Schädigungen am Ausgangspunkt Hippocampus sind breit untersucht. Wie aber kommt die Krankheit dorthin? Welche Rolle spielen die Risikofaktoren dabei? Antworten finden sich über Abwehr und Infektionen. Umso weniger Zähne Älteren geblieben waren, umso schlechter war die kognitiven Leistungen. Erreger einer Infektion finden sich auf der Zunge. Bei mehr Erregern, etwa durch weniger Zähneputzen, nehmen die kognitiven Leistungen ab.

Der Weg vom Nasenrachenraum zum Hippocampus ist kurz. Riechstörungen wurden bereits mit der Alzheimer-Krankheit in Verbindung gebracht. Die unmittelbare Nähe von Riechkolben und Hippocampus lässt vermuten, die Riechzellen könnten die Durchgangsstelle einer Infektion sein. Neben Riechstörungen untermauert ein neuroanatomischer Befund die Annahme. Lipopolisaccachride des auf der Zunge beobachteten Bakteriums Porphyromonas gingivalis konnten post mortem bei 40 % der untersuchten Gehirne von Menschen mit Alzheimer-Krankheit, aber bei keiner der Kontrollpersonen gefunden werden. Bisher wurde nur eines von mehr als 40 auf der Zunge ansässigen pathologischen Bakterien untersucht. Hinweise auf eine ursächliche Beteiligung von Viren und Pilzen liegen vor. Das Eindringen würde die Kette Neuroglia-Tau-Amyloid auslösen. Weitere Untersuchungen stehen aus.

Schwächelnde Abwehr

Wieso tritt die Krankheit nicht gleich nach der Infektion auf? Am wahrscheinlichsten hält sie eine intakte Abwehr auf. Mit zunehmendem Alter und bei aus Lifestyle-Gründen schwächelnder Abwehr steigt das Erkrankungsrisiko bis die Krankheit nicht mehr gestoppt werden kann. Ein zentrales Element des Ursachenpuzzles scheint damit geklärt. Zu diesen Ergebnissen haben eine Vielzahl von Forschern einzelne Bausteine beigetragen. Jetzt gilt es, resultierende Behandlungsmöglichkeiten zu erforschen.

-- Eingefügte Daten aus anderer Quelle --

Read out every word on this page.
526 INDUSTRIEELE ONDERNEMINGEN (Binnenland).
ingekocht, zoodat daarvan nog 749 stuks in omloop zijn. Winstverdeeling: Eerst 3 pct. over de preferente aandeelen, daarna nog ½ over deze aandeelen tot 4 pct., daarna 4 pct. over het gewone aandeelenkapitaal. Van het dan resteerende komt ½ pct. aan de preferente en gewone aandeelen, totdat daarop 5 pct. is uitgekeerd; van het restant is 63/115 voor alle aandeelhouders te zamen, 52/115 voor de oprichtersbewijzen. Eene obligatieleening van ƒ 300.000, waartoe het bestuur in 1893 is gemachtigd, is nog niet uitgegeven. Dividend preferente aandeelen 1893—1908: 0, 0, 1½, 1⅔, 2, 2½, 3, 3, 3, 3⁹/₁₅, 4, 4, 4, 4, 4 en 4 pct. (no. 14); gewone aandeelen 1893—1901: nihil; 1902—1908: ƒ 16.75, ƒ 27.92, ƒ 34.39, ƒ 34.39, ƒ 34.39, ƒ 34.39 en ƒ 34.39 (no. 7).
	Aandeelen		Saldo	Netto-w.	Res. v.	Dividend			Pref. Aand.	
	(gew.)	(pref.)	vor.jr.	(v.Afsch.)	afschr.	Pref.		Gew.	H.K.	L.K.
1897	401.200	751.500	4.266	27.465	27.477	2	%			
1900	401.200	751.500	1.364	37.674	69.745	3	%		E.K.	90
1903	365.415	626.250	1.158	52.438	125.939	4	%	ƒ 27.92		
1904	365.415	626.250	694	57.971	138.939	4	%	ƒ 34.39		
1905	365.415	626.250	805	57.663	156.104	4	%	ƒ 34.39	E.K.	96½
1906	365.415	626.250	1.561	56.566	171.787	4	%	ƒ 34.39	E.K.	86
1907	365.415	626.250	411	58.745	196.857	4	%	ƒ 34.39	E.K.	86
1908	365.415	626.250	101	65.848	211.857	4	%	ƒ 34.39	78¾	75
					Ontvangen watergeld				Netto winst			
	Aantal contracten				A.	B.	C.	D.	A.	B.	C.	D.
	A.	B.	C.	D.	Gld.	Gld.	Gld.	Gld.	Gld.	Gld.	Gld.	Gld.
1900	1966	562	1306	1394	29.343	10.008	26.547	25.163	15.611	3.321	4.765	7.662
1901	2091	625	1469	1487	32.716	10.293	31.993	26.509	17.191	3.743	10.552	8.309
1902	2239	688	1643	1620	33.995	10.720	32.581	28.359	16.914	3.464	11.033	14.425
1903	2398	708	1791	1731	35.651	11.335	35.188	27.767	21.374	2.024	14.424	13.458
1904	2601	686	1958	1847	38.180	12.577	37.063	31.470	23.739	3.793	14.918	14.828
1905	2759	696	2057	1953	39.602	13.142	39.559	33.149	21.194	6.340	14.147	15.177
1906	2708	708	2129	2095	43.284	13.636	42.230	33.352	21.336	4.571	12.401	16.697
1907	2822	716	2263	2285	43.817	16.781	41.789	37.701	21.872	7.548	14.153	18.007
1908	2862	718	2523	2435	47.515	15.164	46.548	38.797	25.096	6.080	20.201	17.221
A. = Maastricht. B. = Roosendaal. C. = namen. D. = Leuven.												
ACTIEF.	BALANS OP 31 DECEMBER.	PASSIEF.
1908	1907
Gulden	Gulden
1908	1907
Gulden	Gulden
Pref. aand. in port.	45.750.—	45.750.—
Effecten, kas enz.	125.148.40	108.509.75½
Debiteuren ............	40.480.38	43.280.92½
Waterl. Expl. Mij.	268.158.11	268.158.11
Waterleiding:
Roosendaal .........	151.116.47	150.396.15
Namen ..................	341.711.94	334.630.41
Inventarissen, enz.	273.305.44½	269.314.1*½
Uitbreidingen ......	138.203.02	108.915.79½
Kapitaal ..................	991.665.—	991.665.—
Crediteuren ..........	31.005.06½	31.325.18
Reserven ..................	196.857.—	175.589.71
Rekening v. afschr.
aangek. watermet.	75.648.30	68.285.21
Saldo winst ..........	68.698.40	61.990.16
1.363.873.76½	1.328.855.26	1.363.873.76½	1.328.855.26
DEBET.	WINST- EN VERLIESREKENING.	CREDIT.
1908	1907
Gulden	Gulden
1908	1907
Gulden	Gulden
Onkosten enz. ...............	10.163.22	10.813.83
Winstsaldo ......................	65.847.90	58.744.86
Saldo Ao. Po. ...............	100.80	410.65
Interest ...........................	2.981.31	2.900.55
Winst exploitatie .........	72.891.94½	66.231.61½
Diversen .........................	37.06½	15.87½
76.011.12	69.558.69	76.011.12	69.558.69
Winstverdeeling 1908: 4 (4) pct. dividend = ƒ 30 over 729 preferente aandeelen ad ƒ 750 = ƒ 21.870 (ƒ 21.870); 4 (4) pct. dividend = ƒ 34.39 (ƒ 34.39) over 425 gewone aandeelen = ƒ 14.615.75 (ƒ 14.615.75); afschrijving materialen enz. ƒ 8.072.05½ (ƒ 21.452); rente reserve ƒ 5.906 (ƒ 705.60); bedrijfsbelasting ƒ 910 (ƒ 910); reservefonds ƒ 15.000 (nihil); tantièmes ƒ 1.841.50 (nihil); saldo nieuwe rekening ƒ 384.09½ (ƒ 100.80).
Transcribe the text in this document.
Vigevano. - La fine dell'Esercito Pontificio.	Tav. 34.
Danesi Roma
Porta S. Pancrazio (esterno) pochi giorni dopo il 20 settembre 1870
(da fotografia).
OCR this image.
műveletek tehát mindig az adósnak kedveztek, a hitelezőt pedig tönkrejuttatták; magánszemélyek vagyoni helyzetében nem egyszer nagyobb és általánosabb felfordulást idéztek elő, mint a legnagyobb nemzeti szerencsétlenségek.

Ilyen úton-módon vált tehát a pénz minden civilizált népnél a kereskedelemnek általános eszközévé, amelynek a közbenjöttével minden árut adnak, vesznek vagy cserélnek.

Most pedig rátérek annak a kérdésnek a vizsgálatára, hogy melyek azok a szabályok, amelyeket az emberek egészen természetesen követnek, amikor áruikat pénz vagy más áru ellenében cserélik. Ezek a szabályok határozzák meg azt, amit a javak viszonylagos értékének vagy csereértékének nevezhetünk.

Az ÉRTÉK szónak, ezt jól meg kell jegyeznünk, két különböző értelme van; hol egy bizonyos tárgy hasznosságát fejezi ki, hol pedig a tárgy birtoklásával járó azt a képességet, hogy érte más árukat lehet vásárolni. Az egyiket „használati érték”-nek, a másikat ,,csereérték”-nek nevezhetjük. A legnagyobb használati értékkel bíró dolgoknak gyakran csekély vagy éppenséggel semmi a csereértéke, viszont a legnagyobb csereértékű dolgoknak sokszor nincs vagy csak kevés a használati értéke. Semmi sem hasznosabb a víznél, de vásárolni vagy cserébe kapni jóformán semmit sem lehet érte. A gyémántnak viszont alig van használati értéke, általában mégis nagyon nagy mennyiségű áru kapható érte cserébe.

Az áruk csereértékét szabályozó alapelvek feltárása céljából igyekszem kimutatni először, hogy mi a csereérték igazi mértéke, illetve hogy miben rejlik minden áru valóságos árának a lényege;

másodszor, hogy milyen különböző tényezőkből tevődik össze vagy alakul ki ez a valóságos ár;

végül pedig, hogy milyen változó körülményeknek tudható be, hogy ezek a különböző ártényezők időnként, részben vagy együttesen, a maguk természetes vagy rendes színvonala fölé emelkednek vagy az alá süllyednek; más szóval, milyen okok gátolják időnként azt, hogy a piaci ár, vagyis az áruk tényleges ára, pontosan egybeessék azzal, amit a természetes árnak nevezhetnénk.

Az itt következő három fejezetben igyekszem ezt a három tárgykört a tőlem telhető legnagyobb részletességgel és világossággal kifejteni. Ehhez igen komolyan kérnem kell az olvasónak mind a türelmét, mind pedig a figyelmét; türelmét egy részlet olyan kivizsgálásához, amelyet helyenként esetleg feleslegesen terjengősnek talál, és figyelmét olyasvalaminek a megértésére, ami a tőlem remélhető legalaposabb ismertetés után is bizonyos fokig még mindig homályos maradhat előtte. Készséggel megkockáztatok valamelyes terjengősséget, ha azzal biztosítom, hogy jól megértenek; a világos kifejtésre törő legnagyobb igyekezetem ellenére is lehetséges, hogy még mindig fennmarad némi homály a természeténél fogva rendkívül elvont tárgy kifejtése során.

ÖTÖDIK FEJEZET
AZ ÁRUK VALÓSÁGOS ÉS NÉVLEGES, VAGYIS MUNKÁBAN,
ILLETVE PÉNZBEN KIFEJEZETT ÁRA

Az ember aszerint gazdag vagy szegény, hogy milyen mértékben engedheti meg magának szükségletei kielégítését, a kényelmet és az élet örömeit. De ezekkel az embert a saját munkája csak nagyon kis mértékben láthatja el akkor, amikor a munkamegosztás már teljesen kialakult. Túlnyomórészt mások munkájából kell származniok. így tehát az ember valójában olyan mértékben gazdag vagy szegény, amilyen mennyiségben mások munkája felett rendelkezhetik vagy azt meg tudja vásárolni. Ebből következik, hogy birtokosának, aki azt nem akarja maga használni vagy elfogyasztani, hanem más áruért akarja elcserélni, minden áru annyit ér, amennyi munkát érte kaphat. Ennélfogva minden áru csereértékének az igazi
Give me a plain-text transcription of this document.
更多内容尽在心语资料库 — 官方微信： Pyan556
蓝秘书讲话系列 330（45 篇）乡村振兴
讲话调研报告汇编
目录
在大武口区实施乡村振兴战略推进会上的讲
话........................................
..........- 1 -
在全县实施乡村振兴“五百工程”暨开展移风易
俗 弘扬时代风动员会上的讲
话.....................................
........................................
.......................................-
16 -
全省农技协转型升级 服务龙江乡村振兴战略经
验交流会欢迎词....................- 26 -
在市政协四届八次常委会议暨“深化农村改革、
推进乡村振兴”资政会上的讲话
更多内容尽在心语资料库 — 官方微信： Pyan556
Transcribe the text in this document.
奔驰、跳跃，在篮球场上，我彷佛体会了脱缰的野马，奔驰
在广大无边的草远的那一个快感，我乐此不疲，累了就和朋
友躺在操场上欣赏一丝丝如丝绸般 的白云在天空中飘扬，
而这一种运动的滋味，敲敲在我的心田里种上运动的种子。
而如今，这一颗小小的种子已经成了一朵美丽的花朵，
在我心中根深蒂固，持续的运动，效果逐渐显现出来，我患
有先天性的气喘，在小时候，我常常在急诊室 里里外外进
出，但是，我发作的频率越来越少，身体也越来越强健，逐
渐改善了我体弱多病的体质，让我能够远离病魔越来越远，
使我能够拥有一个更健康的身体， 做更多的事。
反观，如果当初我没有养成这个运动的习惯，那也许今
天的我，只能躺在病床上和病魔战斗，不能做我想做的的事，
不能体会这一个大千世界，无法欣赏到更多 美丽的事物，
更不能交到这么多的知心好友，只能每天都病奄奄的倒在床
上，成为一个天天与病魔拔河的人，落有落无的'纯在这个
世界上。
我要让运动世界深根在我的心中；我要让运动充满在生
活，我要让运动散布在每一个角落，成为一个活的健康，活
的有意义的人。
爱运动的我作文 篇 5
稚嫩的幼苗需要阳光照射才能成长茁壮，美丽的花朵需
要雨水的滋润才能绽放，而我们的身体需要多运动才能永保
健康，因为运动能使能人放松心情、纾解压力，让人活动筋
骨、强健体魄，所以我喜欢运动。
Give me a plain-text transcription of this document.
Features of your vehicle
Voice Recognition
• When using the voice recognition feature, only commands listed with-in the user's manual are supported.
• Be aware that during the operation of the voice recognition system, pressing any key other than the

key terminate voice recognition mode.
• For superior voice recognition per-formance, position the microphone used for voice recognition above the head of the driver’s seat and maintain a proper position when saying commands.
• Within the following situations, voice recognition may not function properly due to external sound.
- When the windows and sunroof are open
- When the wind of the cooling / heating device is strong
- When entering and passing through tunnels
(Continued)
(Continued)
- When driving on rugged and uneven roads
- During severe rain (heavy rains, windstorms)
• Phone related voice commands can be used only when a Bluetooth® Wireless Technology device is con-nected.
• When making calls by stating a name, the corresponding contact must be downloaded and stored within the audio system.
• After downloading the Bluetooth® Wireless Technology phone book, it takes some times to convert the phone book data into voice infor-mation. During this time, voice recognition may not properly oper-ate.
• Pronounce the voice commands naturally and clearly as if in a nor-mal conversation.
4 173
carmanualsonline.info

Welchen Rat geben wir unseren Patienten? Eine besser medikamentöse Therapie ist nicht in Sicht. Es gilt, Risiken senken zu trainieren. Alle das Risiko senkenden Maßnahmen helfen, selbst wenn die Krankheit schon da ist. Ergänzend wirken mittlerweile gut untersuchte psychosoziale Hilfen, die selbst bei bester medikamentöser Therapie im Alter wertvoll sind.

Für das neue Jahr gilt daher: Bleiben Sie aktiv!